The test to determine which of these rights are suspended was laid down by Chandrachud J., in D Bhuva Mohan Patnaik v. State of AP, wherein he held that only those rights are suspended for exercise of which incarceration is an impediment. Therefore, since by incarceration a prisoner is to stay within his cell and cannot move around in parts of India, his right of free movement is curtailed. However, he can still acquire, hold and dispose property through an agent, which is why the right to acquire property is protected. Applying the above reasoning, voting would necessarily include the prisoners to go to the polling station, including both their movement and deployment of extra security force. Therefore, the right is curtailed due to the incarceration. This has categorically been held in the case of Anukul Chandra v. UOI as well.

b. The imprisoning legislation cannot be tested on the touchstone of Article 19(1)(a):
As discussed above, if the R2V is a fundamental right under Article 19(1)(a), any legislation that curtails it would require it to be tested under the grounds of Article 19(2). The ground that can be reasonably applied in the said case is of ‘public order’.

The term public order has been defined by the Court in Ram Manohar Lohiya v. State of Bihar. The Court has held,

‘It is by now settled that ‘public order’ means ‘even tempo of the life of the community. The test is of the degree and extent of the reach of the Act to the Society.’

Therefore, if A murders B in his house, the act is of purely private significance and the injury or harm resulting affects only a specific individual. Hence, it is not covered under ‘public order’. On the contrary, if during a communal riot, A murders B, a member of the opposite community, it could amount to ‘public order’.
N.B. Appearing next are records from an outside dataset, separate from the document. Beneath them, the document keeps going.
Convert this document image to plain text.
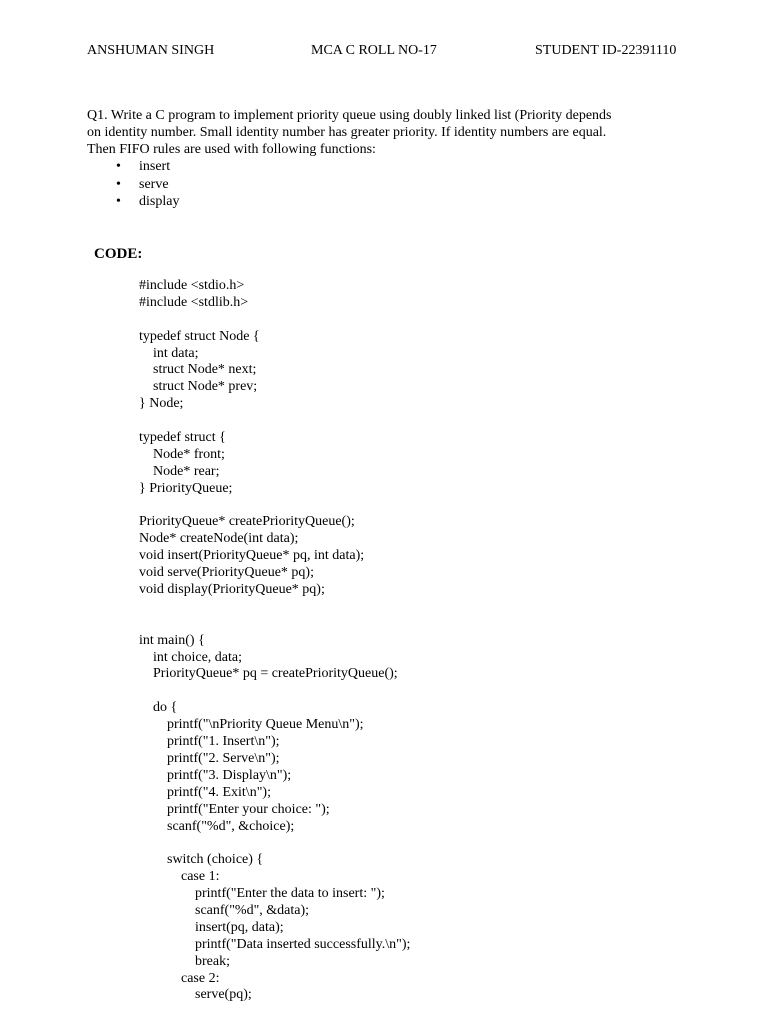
ANSHUMAN SINGH	MCA C ROLL NO-17	STUDENT ID-22391110
Q1. Write a C program to implement priority queue using doubly linked list (Priority depends
on identity number. Small identity number has greater priority. If identity numbers are equal.
Then FIFO rules are used with following functions:
• insert
• serve
• display
CODE:
#include <stdio.h>
#include <stdlib.h>
typedef struct Node {
int data;
struct Node* next;
struct Node* prev;
} Node;
typedef struct {
Node* front;
Node* rear;
} PriorityQueue;
PriorityQueue* createPriorityQueue();
Node* createNode(int data);
void insert(PriorityQueue* pq, int data);
void serve(PriorityQueue* pq);
void display(PriorityQueue* pq);
int main() {
int choice, data;
PriorityQueue* pq = createPriorityQueue();
do {
printf("\nPriority Queue Menu\n");
printf("1. Insert\n");
printf("2. Serve\n");
printf("3. Display\n");
printf("4. Exit\n");
printf("Enter your choice: ");
scanf("%d", &choice);
switch (choice) {
case 1:
printf("Enter the data to insert: ");
scanf("%d", &data);
insert(pq, data);
printf("Data inserted successfully.\n");
break;
case 2:
serve(pq);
If we adopt the above reasoning, detentions for minor offences and even certain murders in a private setting would not qualify the ground of ‘public order’ and all the legislations criminalizing the offence, would fall foul of Article 19. Such a conclusion in the eyes of the Court is absurd and cannot be conformed to (Bachan Singh at ¶ 42).

To resolve this, the test of direct and indirect effect has been propounded. The test as laid down in A.K. Gopalan v. State of Madras, is applied to identify whether a legislation needs to tested on the grounds of Article 19(1) or not.*

The test states that,

“The legislation in question must be directly in respect of one of the rights mentioned in sub clauses. If however, the legislation is not directly in respect of any of these subjects but as a result of the operation of other legislation for instance punitive detention, his right under any of the sub-clauses is abridged, the question of Article 19 does not arise.”

In other words, if a legislation directly curtails a freedom enlisted in Article 19, the grounds of cl.2 are attracted. However, if the legislation indirectly affects the freedom under the Article, the grounds are not attracted. In the present example, the Indian Penal Code, the core criminal law statute, provides for imprisonment as a punishment which also indirectly affects freedoms like freedom of movement, freedom of trade and speech. Hence, this is not tested on the grounds of 19(2). On the contrary, a provision like Section 66A which restricts online speech which is grossly offensive, directly affects the freedom of speech under Article 19(1)(a)  and therefore, would be tested on the grounds of cl.2.

Therefore, given the importance of the R2V, there seem to be a dearth of tenable arguments for not recognizing it as a fundamental right. One may argue that absence of an explicit provision in the Constitution to that effect is a solid justification but we have seen the Courts grant the citizens’ rights, which originally the Constitution did not provide/envisage.

[I would like to thank Ms. Vini Singh (Assistant Prof. of Law, National Law University, Jodhpur) for her valuable inputs.]

* Although the judgment of A.K. Gopalan has been overruled by the subsequent judgment of Maneka Gandhi v. Union of India, this test has stayed. This finds support from the case of Bachan Singh v. State of Punjab, (1980) 2 SCC 684 at par.30.